Monday, October 1, 2012

Blooming Blunders of Bengal



I was in school then. My father was carefully ingraining in me the habit of newspaper reading and the one debate I recall from those days was about computerization. The ruling left was vehemently opposing the impending entry of computers in the work place – their “pro people” logic being that the computers will eat away millions of jobs, forcing the state into the jaws of poverty. There were bank strikes, and bundhs and pen downs. Rally’s were held, processions were taken out. Slogans were raised and vitriol spread, taking the pitch to a crescendo. Such was the din that the lone voice of sanity was lost.

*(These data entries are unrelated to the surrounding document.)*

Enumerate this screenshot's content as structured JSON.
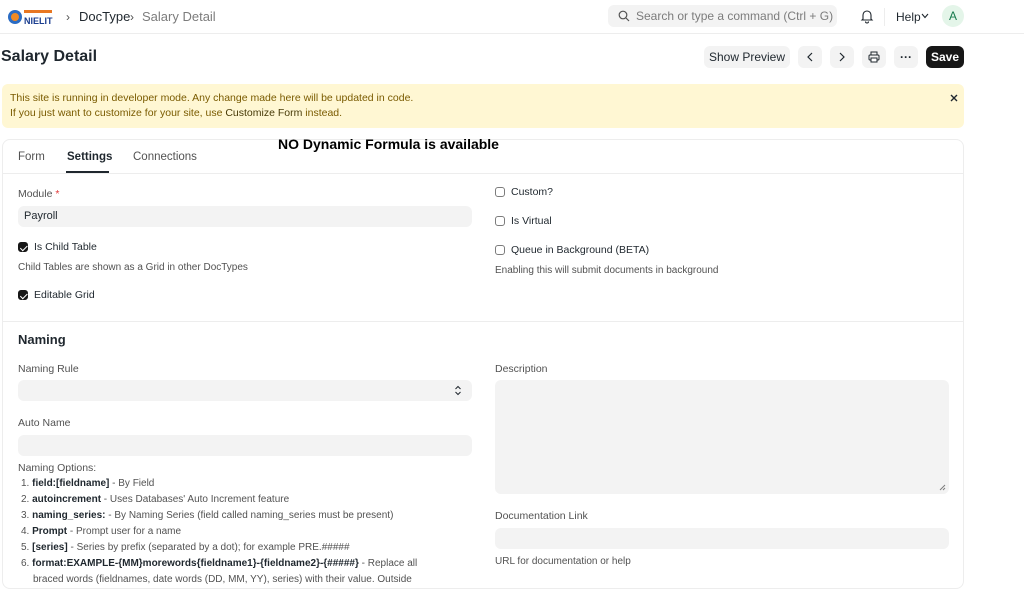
{
  "navbar": {
    "logo_text": "NIELIT",
    "breadcrumbs": [
      "DocType",
      "Salary Detail"
    ],
    "search_placeholder": "Search or type a command (Ctrl + G)",
    "help_label": "Help",
    "avatar_initial": "A"
  },
  "page": {
    "title": "Salary Detail",
    "show_preview_label": "Show Preview",
    "more_label": "···",
    "save_label": "Save"
  },
  "alert": {
    "line1": "This site is running in developer mode. Any change made here will be updated in code.",
    "line2_prefix": "If you just want to customize for your site, use ",
    "line2_link": "Customize Form",
    "line2_suffix": " instead."
  },
  "overlay_note": "NO Dynamic Formula is available",
  "tabs": [
    {
      "label": "Form",
      "active": false
    },
    {
      "label": "Settings",
      "active": true
    },
    {
      "label": "Connections",
      "active": false
    }
  ],
  "settings": {
    "module_label": "Module",
    "module_required_mark": "*",
    "module_value": "Payroll",
    "is_child_table_label": "Is Child Table",
    "is_child_table_checked": true,
    "child_table_help": "Child Tables are shown as a Grid in other DocTypes",
    "editable_grid_label": "Editable Grid",
    "editable_grid_checked": true,
    "custom_label": "Custom?",
    "custom_checked": false,
    "is_virtual_label": "Is Virtual",
    "is_virtual_checked": false,
    "queue_label": "Queue in Background (BETA)",
    "queue_checked": false,
    "queue_help": "Enabling this will submit documents in background"
  },
  "naming": {
    "section_title": "Naming",
    "naming_rule_label": "Naming Rule",
    "naming_rule_value": "",
    "auto_name_label": "Auto Name",
    "auto_name_value": "",
    "naming_options_label": "Naming Options:",
    "options": [
      {
        "num": "1.",
        "key": "field:[fieldname]",
        "desc": " - By Field"
      },
      {
        "num": "2.",
        "key": "autoincrement",
        "desc": " - Uses Databases' Auto Increment feature"
      },
      {
        "num": "3.",
        "key": "naming_series:",
        "desc": " - By Naming Series (field called naming_series must be present)"
      },
      {
        "num": "4.",
        "key": "Prompt",
        "desc": " - Prompt user for a name"
      },
      {
        "num": "5.",
        "key": "[series]",
        "desc": " - Series by prefix (separated by a dot); for example PRE.#####"
      },
      {
        "num": "6.",
        "key": "format:EXAMPLE-{MM}morewords{fieldname1}-{fieldname2}-{#####}",
        "desc": " - Replace all"
      }
    ],
    "option6_continued": "braced words (fieldnames, date words (DD, MM, YY), series) with their value. Outside",
    "description_label": "Description",
    "documentation_link_label": "Documentation Link",
    "documentation_link_help": "URL for documentation or help"
  }
}
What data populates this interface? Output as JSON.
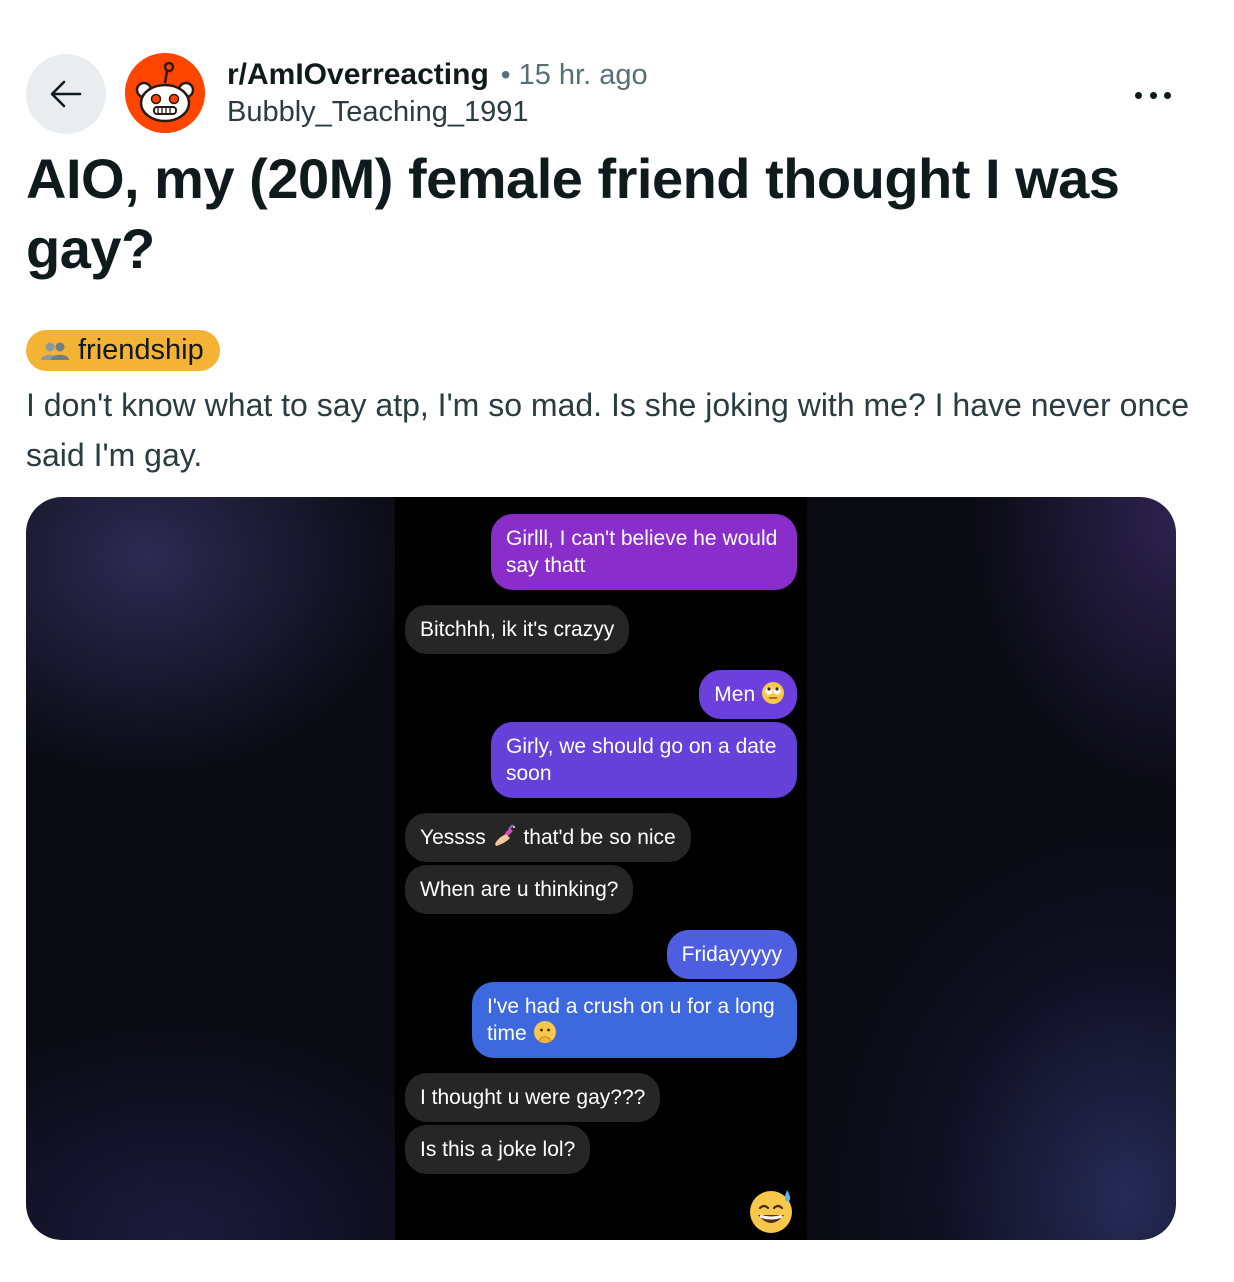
{
  "header": {
    "subreddit": "r/AmIOverreacting",
    "separator": "•",
    "time": "15 hr. ago",
    "author": "Bubbly_Teaching_1991",
    "back_icon": "arrow-left-icon",
    "more_icon": "ellipsis-icon",
    "avatar_icon": "snoo-icon"
  },
  "post": {
    "title": "AIO, my (20M) female friend thought I was gay?",
    "flair": {
      "text": "friendship",
      "icon": "people-icon",
      "color": "#f5b335"
    },
    "body": "I don't know what to say atp, I'm so mad. Is she joking with me? I have never once said I'm gay."
  },
  "chat": {
    "messages": [
      {
        "side": "out",
        "text": "Girlll, I can't believe he would say thatt",
        "color": "#8a2ecb"
      },
      {
        "side": "in",
        "text": "Bitchhh, ik it's crazyy"
      },
      {
        "side": "out",
        "text": "Men",
        "emoji": "eye-roll-emoji",
        "color": "#6d3fdc"
      },
      {
        "side": "out",
        "text": "Girly, we should go on a date soon",
        "color": "#6541da"
      },
      {
        "side": "in",
        "text_before": "Yessss",
        "emoji": "nail-polish-emoji",
        "text_after": "that'd be so nice"
      },
      {
        "side": "in",
        "text": "When are u thinking?"
      },
      {
        "side": "out",
        "text": "Fridayyyyy",
        "color": "#4d5fe0"
      },
      {
        "side": "out",
        "text": "I've had a crush on u for a long time",
        "emoji": "peeking-face-emoji",
        "color": "#3d68de"
      },
      {
        "side": "in",
        "text": "I thought u were gay???"
      },
      {
        "side": "in",
        "text": "Is this a joke lol?"
      }
    ],
    "reaction": "sweat-smile-emoji"
  }
}
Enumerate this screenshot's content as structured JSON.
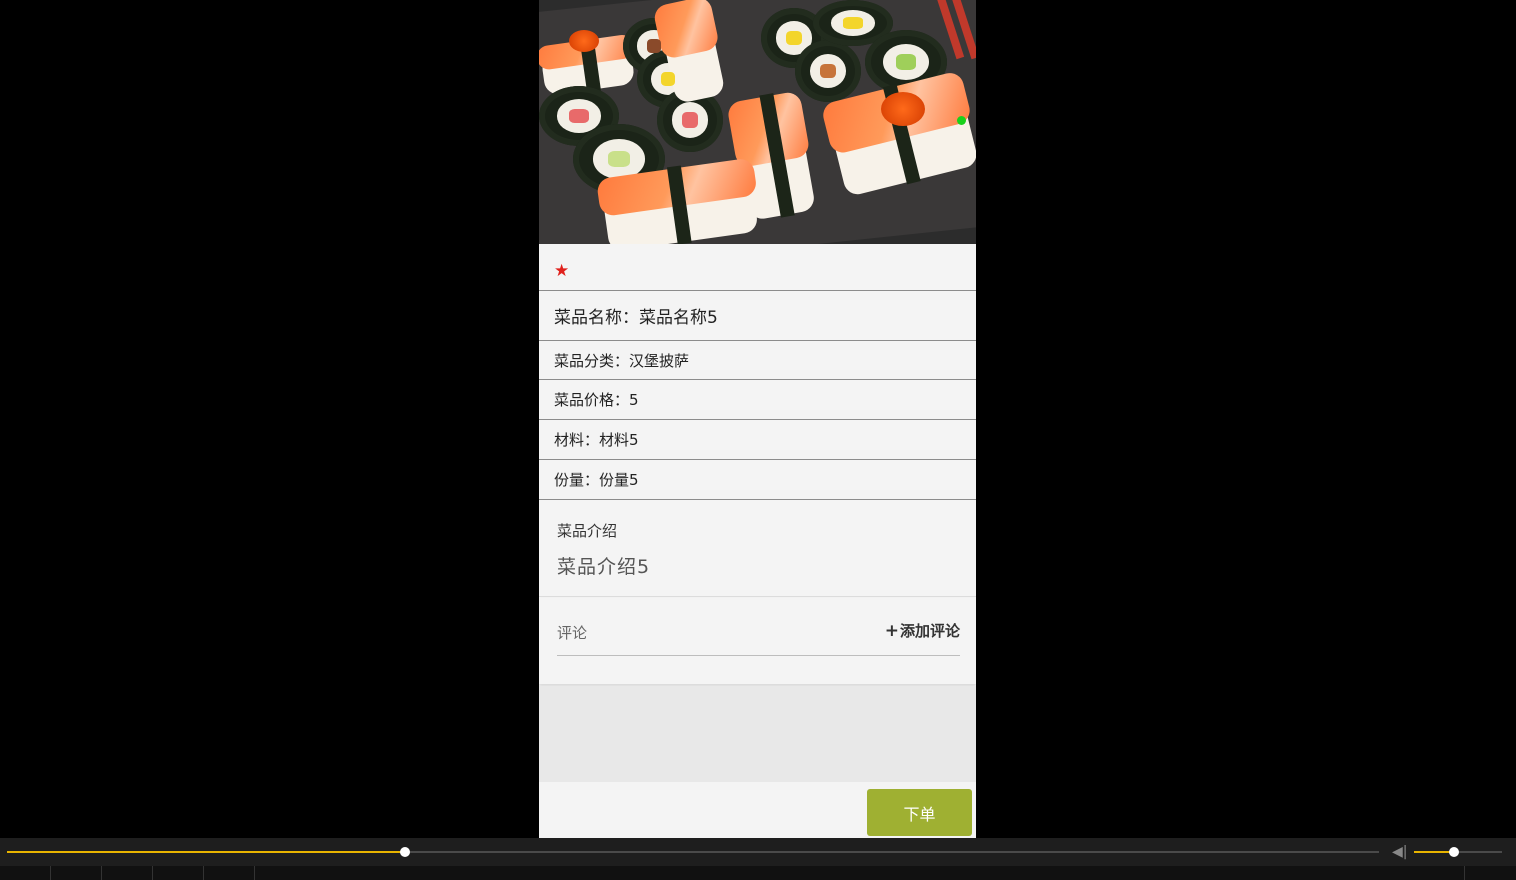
{
  "dish": {
    "favorite_icon": "star-icon",
    "name_label": "菜品名称：",
    "name_value": "菜品名称5",
    "category_label": "菜品分类：",
    "category_value": "汉堡披萨",
    "price_label": "菜品价格：",
    "price_value": "5",
    "material_label": "材料：",
    "material_value": "材料5",
    "portion_label": "份量：",
    "portion_value": "份量5",
    "intro_title": "菜品介绍",
    "intro_body": "菜品介绍5"
  },
  "comments": {
    "label": "评论",
    "add_label": "添加评论"
  },
  "order": {
    "button_label": "下单"
  },
  "player": {
    "progress": 0.29,
    "volume": 0.45,
    "accent_color": "#e8b400"
  },
  "colors": {
    "favorite": "#e0201b",
    "order_button": "#9fb032"
  }
}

But on parting, it sealed the fate of the state, pushing it into the backwaters of apathy as the rest of India marched on.

It looks so childish in hindsight. Politicians putting petty politics above the interest of the state and the people, whose interest they profess to fight for. An attempt to look at economics through the eyes jaundiced with communism. To embrace populism that in the long run is bound to be anti people. To shout at the top of the voice but say precious little that makes sense.

Today when I hear the argument against FDI in the retail sector, I see the parallels clearly – of history repeating itself. The left, hoist in its own petard is still on the red corner of defeatist dissent. That there are no takers for their argument is a different thing. But what stuns me is the strident stand taken by the State Government. Strapped for cash it should have gone all out to attract the investment which has the potential of being the magic wand. Instead it is out to prove that they are more leftist than the left.All for the thatrical sake of it.

With rising food and vegetable prices being one of its primary concerns, the Government could have deftly used the opportunity to cut through the swathe of brokers who eat away the cream while the two ends – the farmers are denied remunerative prices and the consumers pay through their noses – suffer. Being closely associated with PepsiCo, I have had the pleasure of watching in wide eyed wonder how the entry of the MNC’s can transform the grassroots and help spread prosperity. I have seen with my own eyes how just one Frito Lay’s factory transformed the way even farmers thought about harvesting potatoes, in Bengal itself. It is there for all to see and I do not believe that the Government is blind and cannot read the writing on the wall.

Walking the other way, the Government is now proposing to open Kisan Mandis where farmers can put up their produce for auction. It is nothing but the failed effort of the earlier left regime’s desperate ploy to put stilts of communism on their eyes to arrest price hike, albeit in a new bottle. Forget about the mechanisms, the very fact that the state will not have enough money to open such mandis is enough to make it a non starter. As a matter of fact, the move to scale down the number of such mandis has already begun and the Government will do well to quietly scrap it. It is good to make such promises in the election manifestos. It is a completely different thing to be foolhardy enough to try and implement them. Who reads manifestos of political parties in any case?

I am alarmed by the signs. The Hon. Chief Minister seems to be selecting the path of defeatist nihilism that was popularized by the communists. As she prepares to gather political brownie points by upping her ante against the Center and its economic policies - shouting about the state being deprived in mock protest; history in indeed repeating itself. Albeit, in the greater context of change and under a new banner. But the sad fact remains – the political shenanigans and blind brinkmanship will only push the state on the path of economic destruction. But who cares?